Let me explain what Income in Respect of a Decedent, or IRD, really means. It's untaxed income that the deceased person earned or had a right to during their life. If you're the beneficiary or entity inheriting this, you owe the taxes on it.
IRD also gets included in the decedent's estate for federal estate tax calculations, which could mean double taxation. But you, as the beneficiary, might deduct the estate tax paid on that IRD. You have to report IRD as income in the year you receive it.
Key Takeaways
IRD is untaxed income the decedent earned or was entitled to while alive. It's taxed as if the decedent were still living, and under most circumstances, you as the beneficiary are responsible for paying those taxes.
Understanding Income in Respect of a Decedent (IRD)
IRD is outlined in Internal Revenue Code Section 691. It comes from sources like uncollected salaries, wages, bonuses, commissions, vacation pay, sick pay, uncollected rent, and retirement income.
Other IRD sources include payments for crops, accrued interest and dividends, distributions from deferred compensation and stock option plans, accounts receivable for sole proprietors, and gains from property sales if the sale happened before death but proceeds came after. Importantly, IRD covers income from sales commissions and IRA distributions owed at death.
How IRD Is Taxed
IRD gets taxed just as it would have been if the decedent received it while alive. For instance, capital gains go at the capital gains rate, and uncollected compensation counts as ordinary income on your tax return for the year you get it. There's no step-up in basis for IRD.
How IRD Works for IRAs and 401(k)s
Common IRD examples include distributions from tax-deferred plans like 401(k)s and traditional IRAs passed to you as beneficiary. If someone dies leaving you a $1 million IRA, you pay taxes on any distributions from it. You might need to start taking required minimum distributions (RMDs) at some point.
Special Rules for Spouses
If you're a surviving spouse and sole beneficiary, you get rights others don't. You can roll over the decedent's IRA into your own and delay RMDs until age 73. But any beneficiary, including you, must follow RMD rules and pay taxes on distributions. Note that the SECURE Act raised the RMD age to 72 in 2019, and SECURE 2.0 bumped it to 73 in 2022.
Impact on Estates
If the decedent died after reaching RMD age, their RMD for that year might count in the estate, especially without designated beneficiaries. If it pushes the estate over the federal exclusion—$13.99 million for 2025—an estate tax applies. To minimize this, people use estate planning like credit shelter trusts, which delay estate taxes until the surviving spouse's death.
How Do I Report IRD?
If you receive IRD as a beneficiary, report it on your personal income tax return for the year you get it.
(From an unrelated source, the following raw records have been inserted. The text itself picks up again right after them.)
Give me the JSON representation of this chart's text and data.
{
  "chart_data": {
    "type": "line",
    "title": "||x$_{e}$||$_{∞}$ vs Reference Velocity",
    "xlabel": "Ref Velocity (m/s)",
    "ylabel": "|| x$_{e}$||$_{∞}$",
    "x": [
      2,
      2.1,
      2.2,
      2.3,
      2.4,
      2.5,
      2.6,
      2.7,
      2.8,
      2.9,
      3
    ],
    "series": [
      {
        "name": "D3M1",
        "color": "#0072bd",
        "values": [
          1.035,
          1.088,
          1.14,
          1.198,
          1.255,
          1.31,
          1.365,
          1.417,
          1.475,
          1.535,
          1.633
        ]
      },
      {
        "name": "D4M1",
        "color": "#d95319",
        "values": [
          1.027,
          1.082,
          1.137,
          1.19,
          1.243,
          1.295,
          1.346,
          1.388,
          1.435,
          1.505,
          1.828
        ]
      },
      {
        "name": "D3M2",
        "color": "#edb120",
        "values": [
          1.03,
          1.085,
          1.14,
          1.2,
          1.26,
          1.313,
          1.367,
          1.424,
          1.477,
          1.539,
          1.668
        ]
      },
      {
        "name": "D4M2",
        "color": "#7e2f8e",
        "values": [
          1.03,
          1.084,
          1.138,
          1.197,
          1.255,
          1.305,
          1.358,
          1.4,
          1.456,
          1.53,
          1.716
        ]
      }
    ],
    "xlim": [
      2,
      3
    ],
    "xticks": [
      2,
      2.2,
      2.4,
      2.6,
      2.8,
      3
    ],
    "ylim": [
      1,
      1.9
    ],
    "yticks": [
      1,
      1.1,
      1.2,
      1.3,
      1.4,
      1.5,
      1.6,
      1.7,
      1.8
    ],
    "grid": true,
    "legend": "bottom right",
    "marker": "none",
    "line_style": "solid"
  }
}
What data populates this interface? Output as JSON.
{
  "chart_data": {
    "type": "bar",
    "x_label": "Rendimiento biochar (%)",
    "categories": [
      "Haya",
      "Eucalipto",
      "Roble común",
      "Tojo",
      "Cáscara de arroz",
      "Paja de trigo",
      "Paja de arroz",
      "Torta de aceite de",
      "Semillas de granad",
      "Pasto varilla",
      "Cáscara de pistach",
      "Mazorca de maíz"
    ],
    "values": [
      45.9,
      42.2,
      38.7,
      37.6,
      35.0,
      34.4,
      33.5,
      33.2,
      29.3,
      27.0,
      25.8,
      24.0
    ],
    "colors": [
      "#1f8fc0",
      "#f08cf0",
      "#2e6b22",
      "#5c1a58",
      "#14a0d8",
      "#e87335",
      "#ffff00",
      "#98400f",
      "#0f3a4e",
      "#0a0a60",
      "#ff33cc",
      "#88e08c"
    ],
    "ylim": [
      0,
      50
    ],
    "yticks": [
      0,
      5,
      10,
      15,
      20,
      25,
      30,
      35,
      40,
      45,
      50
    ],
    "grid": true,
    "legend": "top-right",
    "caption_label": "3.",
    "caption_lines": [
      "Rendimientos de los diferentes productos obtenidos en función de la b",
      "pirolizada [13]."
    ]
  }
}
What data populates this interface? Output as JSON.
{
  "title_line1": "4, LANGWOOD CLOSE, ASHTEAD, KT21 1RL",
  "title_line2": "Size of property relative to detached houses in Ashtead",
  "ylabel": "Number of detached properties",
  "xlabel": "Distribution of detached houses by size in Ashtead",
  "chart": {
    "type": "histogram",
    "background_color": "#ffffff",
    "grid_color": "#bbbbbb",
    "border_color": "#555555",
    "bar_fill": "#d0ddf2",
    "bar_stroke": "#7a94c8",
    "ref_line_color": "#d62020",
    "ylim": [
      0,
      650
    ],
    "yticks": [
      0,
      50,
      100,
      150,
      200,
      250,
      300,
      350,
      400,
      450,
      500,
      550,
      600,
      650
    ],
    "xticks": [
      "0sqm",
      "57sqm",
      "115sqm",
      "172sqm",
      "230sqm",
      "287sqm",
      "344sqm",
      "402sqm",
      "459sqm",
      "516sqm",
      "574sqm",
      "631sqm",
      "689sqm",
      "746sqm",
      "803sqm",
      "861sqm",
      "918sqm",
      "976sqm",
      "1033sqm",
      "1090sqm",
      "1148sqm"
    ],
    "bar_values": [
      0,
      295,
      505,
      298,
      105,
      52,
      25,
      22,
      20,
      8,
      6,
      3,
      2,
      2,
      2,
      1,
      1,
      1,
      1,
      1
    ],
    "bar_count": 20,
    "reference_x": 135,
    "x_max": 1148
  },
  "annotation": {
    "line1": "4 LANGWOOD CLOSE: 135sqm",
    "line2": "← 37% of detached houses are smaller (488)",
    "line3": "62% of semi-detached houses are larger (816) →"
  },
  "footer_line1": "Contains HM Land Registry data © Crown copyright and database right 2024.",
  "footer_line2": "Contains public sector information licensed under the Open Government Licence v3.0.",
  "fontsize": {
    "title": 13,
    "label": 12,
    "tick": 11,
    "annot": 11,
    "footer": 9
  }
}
What’s the Difference Between Inheritance and IRD?
Inheritance is property left to you by the decedent. IRD is income owed to them but not received before death, which might go to you. For example, an RMD from an inherited IRA that the decedent should have taken in their death year falls to you. You don't usually tax inheritance, but you do tax IRD you receive.
How Is a Beneficiary Taxed on IRD That’s a Required Minimum Distribution (RMD)?
You get taxed on an RMD just as the decedent would have. An RMD from a traditional IRA counts as regular income, and you report it that way, owing tax based on your bracket.
The Bottom Line
IRD is income owed to someone who dies before getting it. If you receive it as beneficiary, you owe taxes on it. If it creates an estate tax liability, you might deduct the estate taxes related to that IRD amount.